In this example, we have a frame assembly made up of standard aluminum extrusion, some plate brackets, and screws. We could create individual drawing files for each component and end up with a total of 6 drawing files. Instead, we will create a single drawing that contains the assembly information on the first sheet and each additional sheet will represent component information from the different part files.
In order to simplify this example, we will focus on the first 3 sheets of this multi-sheet drawing. It was created using one of the standard sheet formats. The “Title” field of this drawing is linked to the “DESCRIPTION” custom property. Our problem is that it shows the same information on every sheet.
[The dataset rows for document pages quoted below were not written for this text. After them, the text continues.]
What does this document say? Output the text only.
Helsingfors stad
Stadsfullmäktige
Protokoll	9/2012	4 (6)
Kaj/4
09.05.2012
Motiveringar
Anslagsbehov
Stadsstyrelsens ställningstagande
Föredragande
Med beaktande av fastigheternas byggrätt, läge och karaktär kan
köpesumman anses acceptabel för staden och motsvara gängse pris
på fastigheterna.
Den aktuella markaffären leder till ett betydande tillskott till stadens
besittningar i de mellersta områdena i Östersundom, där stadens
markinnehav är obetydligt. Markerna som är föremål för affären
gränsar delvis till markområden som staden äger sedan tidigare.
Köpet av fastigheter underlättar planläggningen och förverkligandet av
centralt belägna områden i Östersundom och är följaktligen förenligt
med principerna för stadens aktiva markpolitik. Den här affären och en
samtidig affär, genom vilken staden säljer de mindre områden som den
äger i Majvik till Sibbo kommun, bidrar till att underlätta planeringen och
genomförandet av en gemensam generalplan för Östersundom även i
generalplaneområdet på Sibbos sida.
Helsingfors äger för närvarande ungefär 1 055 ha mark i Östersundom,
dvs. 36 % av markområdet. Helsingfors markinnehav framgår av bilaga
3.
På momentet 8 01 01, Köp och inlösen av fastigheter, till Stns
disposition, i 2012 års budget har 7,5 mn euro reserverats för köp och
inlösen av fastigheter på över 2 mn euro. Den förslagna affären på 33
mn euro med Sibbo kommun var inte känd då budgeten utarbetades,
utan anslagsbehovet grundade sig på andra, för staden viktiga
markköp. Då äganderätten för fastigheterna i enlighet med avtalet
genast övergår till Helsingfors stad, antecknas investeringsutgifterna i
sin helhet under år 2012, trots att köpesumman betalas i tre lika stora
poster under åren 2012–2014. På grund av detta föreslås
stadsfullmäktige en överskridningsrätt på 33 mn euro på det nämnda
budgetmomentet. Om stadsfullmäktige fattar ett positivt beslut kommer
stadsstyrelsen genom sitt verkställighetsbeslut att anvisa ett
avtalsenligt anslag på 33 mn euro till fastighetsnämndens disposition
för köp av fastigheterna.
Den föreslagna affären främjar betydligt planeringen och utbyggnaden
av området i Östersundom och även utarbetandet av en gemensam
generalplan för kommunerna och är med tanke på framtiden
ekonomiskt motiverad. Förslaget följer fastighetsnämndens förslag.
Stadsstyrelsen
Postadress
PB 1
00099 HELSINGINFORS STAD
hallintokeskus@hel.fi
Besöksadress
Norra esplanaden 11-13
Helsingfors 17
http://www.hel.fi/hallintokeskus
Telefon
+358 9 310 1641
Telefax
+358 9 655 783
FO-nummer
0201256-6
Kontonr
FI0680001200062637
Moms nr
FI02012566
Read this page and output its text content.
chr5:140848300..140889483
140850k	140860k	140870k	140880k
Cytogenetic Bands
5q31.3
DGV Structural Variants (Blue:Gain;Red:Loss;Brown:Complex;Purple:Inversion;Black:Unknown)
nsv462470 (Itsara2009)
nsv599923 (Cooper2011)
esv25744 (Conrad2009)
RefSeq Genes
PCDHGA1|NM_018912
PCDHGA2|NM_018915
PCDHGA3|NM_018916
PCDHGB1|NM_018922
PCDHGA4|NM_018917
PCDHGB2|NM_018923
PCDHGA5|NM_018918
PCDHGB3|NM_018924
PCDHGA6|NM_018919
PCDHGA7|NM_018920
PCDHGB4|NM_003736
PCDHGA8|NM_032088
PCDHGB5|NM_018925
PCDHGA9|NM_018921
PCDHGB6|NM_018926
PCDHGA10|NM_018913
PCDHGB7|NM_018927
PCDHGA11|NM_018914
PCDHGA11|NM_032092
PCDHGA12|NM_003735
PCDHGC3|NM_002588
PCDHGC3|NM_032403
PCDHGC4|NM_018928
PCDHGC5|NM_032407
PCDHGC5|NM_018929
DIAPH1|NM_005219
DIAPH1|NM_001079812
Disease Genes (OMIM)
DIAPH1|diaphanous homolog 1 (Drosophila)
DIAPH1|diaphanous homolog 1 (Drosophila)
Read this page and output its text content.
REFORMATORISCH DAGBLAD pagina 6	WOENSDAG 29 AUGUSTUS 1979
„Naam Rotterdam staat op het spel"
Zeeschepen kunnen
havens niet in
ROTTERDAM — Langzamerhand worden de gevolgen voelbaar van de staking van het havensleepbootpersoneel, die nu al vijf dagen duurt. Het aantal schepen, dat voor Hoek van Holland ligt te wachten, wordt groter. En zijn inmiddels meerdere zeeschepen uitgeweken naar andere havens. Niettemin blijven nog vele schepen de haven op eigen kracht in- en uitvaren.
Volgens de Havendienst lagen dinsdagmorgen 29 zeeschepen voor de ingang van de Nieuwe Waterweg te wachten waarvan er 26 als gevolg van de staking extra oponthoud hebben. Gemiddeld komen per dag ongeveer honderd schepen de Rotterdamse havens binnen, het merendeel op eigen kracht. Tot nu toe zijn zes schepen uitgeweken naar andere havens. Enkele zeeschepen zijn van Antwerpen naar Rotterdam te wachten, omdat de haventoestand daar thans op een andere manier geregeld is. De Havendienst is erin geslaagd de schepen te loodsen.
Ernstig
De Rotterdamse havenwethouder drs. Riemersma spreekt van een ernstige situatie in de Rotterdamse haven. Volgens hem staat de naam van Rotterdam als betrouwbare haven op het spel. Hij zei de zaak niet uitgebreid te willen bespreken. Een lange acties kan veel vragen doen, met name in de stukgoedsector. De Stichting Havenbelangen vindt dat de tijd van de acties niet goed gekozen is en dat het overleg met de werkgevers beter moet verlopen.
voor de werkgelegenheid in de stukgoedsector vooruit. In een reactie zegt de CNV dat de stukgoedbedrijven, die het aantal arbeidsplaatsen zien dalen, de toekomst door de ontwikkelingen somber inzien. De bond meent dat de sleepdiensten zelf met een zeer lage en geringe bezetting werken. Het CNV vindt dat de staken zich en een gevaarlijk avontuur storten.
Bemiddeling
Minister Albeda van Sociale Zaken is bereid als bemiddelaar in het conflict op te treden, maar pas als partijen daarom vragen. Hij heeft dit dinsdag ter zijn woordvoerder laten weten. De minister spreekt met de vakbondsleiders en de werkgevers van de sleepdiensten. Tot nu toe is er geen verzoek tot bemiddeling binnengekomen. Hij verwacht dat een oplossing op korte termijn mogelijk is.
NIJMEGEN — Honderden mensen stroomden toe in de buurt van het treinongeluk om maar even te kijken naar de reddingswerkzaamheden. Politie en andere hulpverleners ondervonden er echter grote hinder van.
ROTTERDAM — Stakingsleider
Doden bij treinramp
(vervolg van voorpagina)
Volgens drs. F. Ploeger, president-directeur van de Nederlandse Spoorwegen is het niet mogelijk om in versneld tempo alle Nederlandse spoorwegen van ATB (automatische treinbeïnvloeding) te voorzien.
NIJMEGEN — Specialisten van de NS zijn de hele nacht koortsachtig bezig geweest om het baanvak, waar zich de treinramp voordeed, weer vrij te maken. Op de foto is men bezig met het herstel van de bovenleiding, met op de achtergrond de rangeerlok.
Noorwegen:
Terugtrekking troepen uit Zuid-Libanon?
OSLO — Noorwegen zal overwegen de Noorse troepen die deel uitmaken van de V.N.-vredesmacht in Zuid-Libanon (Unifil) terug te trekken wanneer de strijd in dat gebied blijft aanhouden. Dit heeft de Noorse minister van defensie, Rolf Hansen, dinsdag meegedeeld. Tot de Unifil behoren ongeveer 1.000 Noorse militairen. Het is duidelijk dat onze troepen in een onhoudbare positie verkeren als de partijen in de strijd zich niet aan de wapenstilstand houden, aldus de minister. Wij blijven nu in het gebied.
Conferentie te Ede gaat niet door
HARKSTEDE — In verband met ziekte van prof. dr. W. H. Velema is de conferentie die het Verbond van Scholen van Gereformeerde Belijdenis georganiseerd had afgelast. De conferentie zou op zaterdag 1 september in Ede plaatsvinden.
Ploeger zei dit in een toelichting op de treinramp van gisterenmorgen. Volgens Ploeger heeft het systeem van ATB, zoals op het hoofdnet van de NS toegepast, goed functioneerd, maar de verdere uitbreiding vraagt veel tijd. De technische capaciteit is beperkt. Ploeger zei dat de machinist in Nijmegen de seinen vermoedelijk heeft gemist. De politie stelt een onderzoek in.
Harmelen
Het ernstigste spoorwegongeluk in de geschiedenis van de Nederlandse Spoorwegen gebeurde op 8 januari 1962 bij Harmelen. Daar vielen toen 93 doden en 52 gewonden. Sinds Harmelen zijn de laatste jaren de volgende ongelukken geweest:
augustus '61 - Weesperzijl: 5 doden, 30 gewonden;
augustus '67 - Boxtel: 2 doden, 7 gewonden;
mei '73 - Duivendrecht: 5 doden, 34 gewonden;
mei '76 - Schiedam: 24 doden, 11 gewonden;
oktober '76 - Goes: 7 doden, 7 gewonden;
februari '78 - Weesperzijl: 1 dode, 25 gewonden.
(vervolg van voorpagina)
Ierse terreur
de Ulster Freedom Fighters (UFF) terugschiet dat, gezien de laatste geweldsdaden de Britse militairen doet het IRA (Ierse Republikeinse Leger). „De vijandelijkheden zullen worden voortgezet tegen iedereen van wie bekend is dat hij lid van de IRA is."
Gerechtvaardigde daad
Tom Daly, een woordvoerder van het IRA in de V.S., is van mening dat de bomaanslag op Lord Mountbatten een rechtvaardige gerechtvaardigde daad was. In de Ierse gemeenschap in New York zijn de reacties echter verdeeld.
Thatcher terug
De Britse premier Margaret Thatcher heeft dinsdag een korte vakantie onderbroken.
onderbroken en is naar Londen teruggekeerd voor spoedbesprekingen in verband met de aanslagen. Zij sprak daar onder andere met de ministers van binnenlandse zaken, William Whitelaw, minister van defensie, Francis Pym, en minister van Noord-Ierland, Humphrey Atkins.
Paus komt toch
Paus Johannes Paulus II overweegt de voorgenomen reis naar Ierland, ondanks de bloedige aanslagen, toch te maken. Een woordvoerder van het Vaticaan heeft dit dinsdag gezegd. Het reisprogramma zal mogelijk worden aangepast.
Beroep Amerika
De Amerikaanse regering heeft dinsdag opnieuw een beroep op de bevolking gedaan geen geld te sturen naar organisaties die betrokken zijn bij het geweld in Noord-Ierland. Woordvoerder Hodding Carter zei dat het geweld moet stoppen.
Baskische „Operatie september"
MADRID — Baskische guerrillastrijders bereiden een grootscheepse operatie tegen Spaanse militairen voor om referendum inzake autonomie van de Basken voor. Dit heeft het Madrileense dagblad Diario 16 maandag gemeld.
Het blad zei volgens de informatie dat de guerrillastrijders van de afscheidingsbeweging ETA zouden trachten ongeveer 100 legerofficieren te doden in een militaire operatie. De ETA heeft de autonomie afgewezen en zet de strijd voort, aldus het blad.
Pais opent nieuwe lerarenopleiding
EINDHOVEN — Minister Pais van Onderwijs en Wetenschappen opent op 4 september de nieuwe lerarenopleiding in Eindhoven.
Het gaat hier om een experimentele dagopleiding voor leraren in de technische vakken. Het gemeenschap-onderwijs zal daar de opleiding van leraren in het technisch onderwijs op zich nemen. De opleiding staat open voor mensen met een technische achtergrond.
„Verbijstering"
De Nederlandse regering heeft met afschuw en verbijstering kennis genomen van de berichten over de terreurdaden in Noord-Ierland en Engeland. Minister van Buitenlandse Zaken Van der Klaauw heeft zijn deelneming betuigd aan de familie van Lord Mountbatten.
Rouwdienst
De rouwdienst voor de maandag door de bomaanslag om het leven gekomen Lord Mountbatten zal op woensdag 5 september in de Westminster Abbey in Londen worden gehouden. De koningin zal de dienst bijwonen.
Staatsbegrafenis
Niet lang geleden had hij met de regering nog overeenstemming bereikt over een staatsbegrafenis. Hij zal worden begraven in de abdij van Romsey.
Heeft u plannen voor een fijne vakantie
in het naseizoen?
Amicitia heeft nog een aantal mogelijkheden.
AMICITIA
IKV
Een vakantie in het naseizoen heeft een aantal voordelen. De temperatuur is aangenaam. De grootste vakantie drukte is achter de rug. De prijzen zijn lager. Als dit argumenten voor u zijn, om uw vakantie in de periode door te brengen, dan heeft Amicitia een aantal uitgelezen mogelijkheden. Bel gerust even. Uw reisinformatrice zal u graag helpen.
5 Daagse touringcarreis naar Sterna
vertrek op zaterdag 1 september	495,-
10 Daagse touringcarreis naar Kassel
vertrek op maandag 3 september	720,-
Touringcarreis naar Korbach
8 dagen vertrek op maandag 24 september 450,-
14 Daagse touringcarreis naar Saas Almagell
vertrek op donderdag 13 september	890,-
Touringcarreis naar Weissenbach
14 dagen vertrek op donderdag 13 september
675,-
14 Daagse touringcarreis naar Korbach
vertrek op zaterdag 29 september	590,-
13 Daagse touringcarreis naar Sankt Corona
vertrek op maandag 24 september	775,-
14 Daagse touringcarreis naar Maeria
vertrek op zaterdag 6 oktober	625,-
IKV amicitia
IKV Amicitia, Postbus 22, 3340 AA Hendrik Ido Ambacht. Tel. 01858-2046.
This value of “6868 TABLE FRAME” happens to be the main assembly’s DESCRIPTION.
This would not be an issue if each component was going to be detailed in its own drawing. The annotation is currently linked to the “DESCRIPTION” custom property of the referenced document. Specifically, this is called out by the syntax “$PRPSHEET:”DESCRIPTION”” This means that the “DESCRIPTION” custom property is being pulled from the file that the drawing references. The problem is that the drawing identifies only 1 document as the referenced file to pull the property from. This happens to be the file that was placed in drawing’s initial view. In this example, the assembly was placed in the drawing first. This causes every sheet to pull the “Description” property from the assembly file. Again, this works great when only a single file is being shown in the drawing. This is only a problem in our specific scenario where we wish to have different components on each sheet of the same drawing.
To make this function as desired, we need to change the note’s property link to pull the custom property from the specific part that is shown on that sheet. Luckily, this is an easy task.
1. Edit the Sheet Format and select the note in the title block that links to the filename property.
2. Change the custom property link to “Model found here”.
3. In the settings for the “Document Properties” Clear the checkbox for the option “Use custom property values from this sheet on all sheets”.
4. Save this sheet format and use this same format on each sheet. Each sheet will now automatically update the Description in title block according to the model that you insert into that sheet. You can also go a step further and save your drawing template with this new sheet format.
Here is the updated version of the previous three drawing sheets.
Notice that each sheet has the “DESCRIPTION” value correctly linked to the part being displayed on that drawing sheet. Now, this single drawing is behaving more like what we would see if we created a series of drawing files, one for each component.